“Jake—an’ her father.”

And the two men became silent, while their horses ambled leisurely on toward home. It was Tresler who broke the silence at last.

“And this is the reason you’ve stayed so long on the ranch?” he asked.

“Mebbe. I don’t reckon as I could ’a’ done much,” Joe answered hopelessly. “What could a drunken choreman do anyways? Leastways the pore kid hadn’t got no mother, an’ I guess ther’ wa’n’t a blazin’ soul around as she could yarn her troubles to. When she got fixed, I guess ther’ wa’n’t no one to put her right. And when things was hatchin’, ther’ wa’n’t no one to give her warnin’ but me. ‘What is the trouble?’ you ast,” the little man went on gloomily. “Trouble? Wal, I’d smile. Ther’ ain’t nothin’ but trouble around M’skeeter Bend, sure. Trouble for her—trouble all round. Her trouble’s her father, an’ Jake. Jake’s set on marryin’ her. Jake,” in a tone of withering scorn, “who’s only fit to mate wi’ a bitch wolf. An’ her father—say, he hates her. Hates her like a neche hates a rattler. An’ fer why? Gawd only knows; I ain’t never found out. Say, that gal is his slave, sure. Ef she raises her voice, she gits it. Not, I guess, as Jake handles me, but wi’ the sneakin’ way of a devil. Say, the things he does makes me most ready to cry like a kid. An’ all the time he threatens her wi’ Jake fer a husband. An’ she don’t never complain. Not she; no sir. You don’t know the blind hulks, Tresler; but ther’, it ain’t no use in gassin’. He don’t never mean her fer Jake, an’ I guess she knows it. But she’s plumb scared, anyways.”

Tresler contemplated the speaker earnestly in the moonlight. He marveled at the quaint outward form of the chivalrous spirit within. He was trying to reconcile the antagonistic natures of which this strange little bundle of humanity was made up. For ten years Joe had put up with the bullying and physical brutality of Jake Harnach, so that, in however small a way, he might help to make easy the rough life-path of a lonely girl. And his motives were all unselfish. A latent chivalry held him which no depths of drunkenness could drown. He leant over and held out his hand.

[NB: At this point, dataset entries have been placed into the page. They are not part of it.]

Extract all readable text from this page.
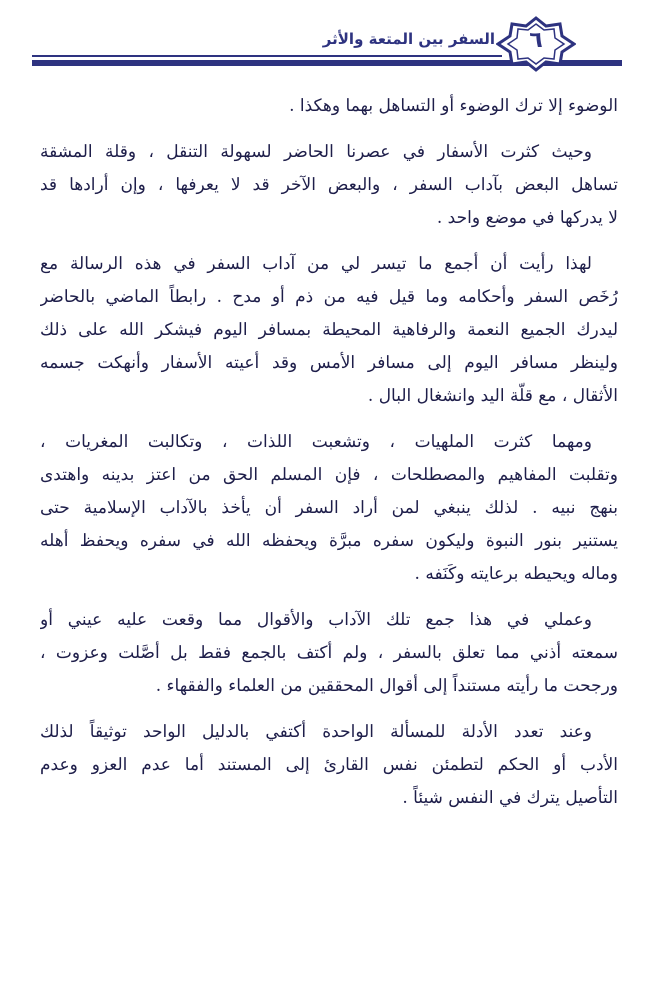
السفر بين المتعة والأثر	٦
الوضوء إلا ترك الوضوء أو التساهل بهما وهكذا .
وحيث كثرت الأسفار في عصرنا الحاضر لسهولة التنقل ، وقلة المشقة
تساهل البعض بآداب السفر ، والبعض الآخر قد لا يعرفها ، وإن أرادها قد
لا يدركها في موضع واحد .
لهذا رأيت أن أجمع ما تيسر لي من آداب السفر في هذه الرسالة مع
رُخَص السفر وأحكامه وما قيل فيه من ذم أو مدح . رابطاً الماضي بالحاضر
ليدرك الجميع النعمة والرفاهية المحيطة بمسافر اليوم فيشكر الله على ذلك
ولينظر مسافر اليوم إلى مسافر الأمس وقد أعيته الأسفار وأنهكت جسمه
الأثقال ، مع قلّة اليد وانشغال البال .
ومهما كثرت الملهيات ، وتشعبت اللذات ، وتكالبت المغريات ،
وتقلبت المفاهيم والمصطلحات ، فإن المسلم الحق من اعتز بدينه واهتدى
بنهج نبيه . لذلك ينبغي لمن أراد السفر أن يأخذ بالآداب الإسلامية حتى
يستنير بنور النبوة وليكون سفره مبرَّة ويحفظه الله في سفره ويحفظ أهله
وماله ويحيطه برعايته وكَنَفه .
وعملي في هذا جمع تلك الآداب والأقوال مما وقعت عليه عيني أو
سمعته أذني مما تعلق بالسفر ، ولم أكتف بالجمع فقط بل أصَّلت وعزوت ،
ورجحت ما رأيته مستنداً إلى أقوال المحققين من العلماء والفقهاء .
وعند تعدد الأدلة للمسألة الواحدة أكتفي بالدليل الواحد توثيقاً لذلك
الأدب أو الحكم لتطمئن نفس القارئ إلى المستند أما عدم العزو وعدم
التأصيل يترك في النفس شيئاً .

“Joe,” he said, “I want to shake hands with you and call you my friend.”

The choreman held back for a moment in some confusion. Then, as though moved by sudden impulse, he gripped the hand so cordially offered.

“But I ain’t done yet,” he said a moment later. He had no wish to advertise his own good deeds. He was pleading for another. Some one who could not plead for herself. His tone had assumed a roughness hardly in keeping with the gentle, reflective manner in which he had talked of his “flower.” “Tresler,” he went on, “y’re good stuff, but y’ ain’t good ’nough to dust that gal’s boots, no—not by a sight. Meanin’ no offense. But she needs the help o’ some one as’ll dig at them weeds standin’. See? Which means you. I can’t tell you all I know, I can’t tell you all I’ve seed. One o’ them things—I guess on’y one—is that Jake’s goin’ to best blind hulks an’ force him into givin’ him his daughter in marriage, and Gawd help that pore gal. But I swar to Gawd ef I’m pollutin’ this airth on the day as sees Jake worritin’ Miss Dianny, I’ll perf’rate him till y’ can’t tell his dog-gone carkis from a parlor cinder-sifter.”

“Tell me how I can help, and count me in to the limit,” said Tresler, catching, in his eagerness, something of the other’s manner of expression.